Valentim então decidiu ter um filho com sua melhor amiga Graziele, uma mulher cisgênero que também queria ser mãe. Como estava no início da terapia hormonal, não precisou adiar tanto o processo transexualizador, já que Graziele engravidou rapidamente. “Ter uma criança foi um divisor de águas. Ter um filho foi um privilégio que sei que muitas pessoas trans não vão ter a oportunidade que tive”, disse ela. Em 2015, nasceu seu filho Hael e as duas mães hoje dividem a guarda da criança no município de Serra do Cipó, em Minas Gerais.

A história de Luiza Valentim exemplifica as barreiras ao direito à reprodução e à parentalidade enfrentadas por pessoas trans que passam pelo processo transexualizador.
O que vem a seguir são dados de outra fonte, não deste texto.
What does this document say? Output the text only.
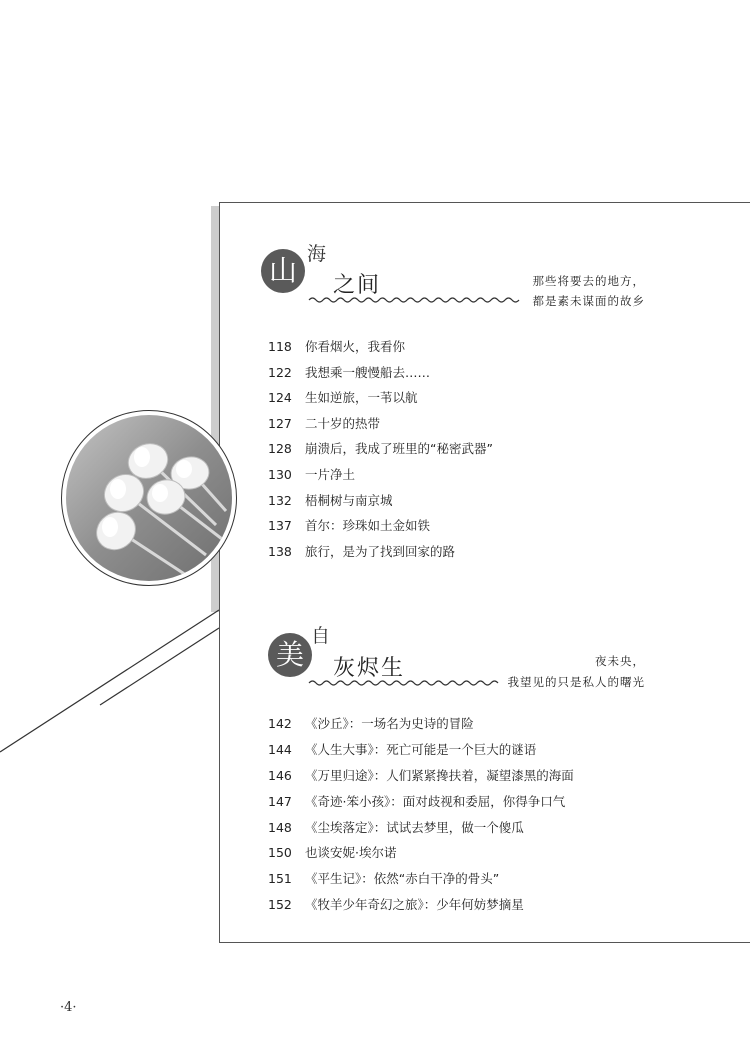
山 海
之间	那些将要去的地方，
都是素未谋面的故乡
118	你看烟火，我看你
122	我想乘一艘慢船去……
124	生如逆旅，一苇以航
127	二十岁的热带
128	崩溃后，我成了班里的“秘密武器”
130	一片净土
132	梧桐树与南京城
137	首尔：珍珠如土金如铁
138	旅行，是为了找到回家的路
美
自
灰烬生	夜未央，
我望见的只是私人的曙光
142	《沙丘》：一场名为史诗的冒险
144	《人生大事》：死亡可能是一个巨大的谜语
146	《万里归途》：人们紧紧搀扶着，凝望漆黑的海面
147	《奇迹·笨小孩》：面对歧视和委屈，你得争口气
148	《尘埃落定》：试试去梦里，做一个傻瓜
150	也谈安妮·埃尔诺
151	《平生记》：依然“赤白干净的骨头”
152	《牧羊少年奇幻之旅》：少年何妨梦摘星
·4·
A terapia hormonal pode afetar a possibilidade reprodutiva, mas não é algo definitivo, como é a cirurgia de redesignação sexual. Isso que faz com que, para algumas pessoas, a reprodução seja determinante na escolha do momento do processo transexualizador.

“Se para mulheres cis a maternidade aparece como imperativo, condição supostamente importante para sua feminilidade e realização como mulher, para as mulheres trans a maternidade pode se constituir como proibição, parecendo haver uma ausência, um silenciamento em relação ao tema, um interdito”, disse à Gênero e Número Mônica Angonese, mestre em Psicologia pela UFSC (Universidade Federal de Santa Catarina). “Para homens trans, a reprodução em alguns momentos ainda se mostra imperativa, naquela ideia de que o corpo dito feminino seria regulado por supostos instintos naturais” de reprodução, avalia.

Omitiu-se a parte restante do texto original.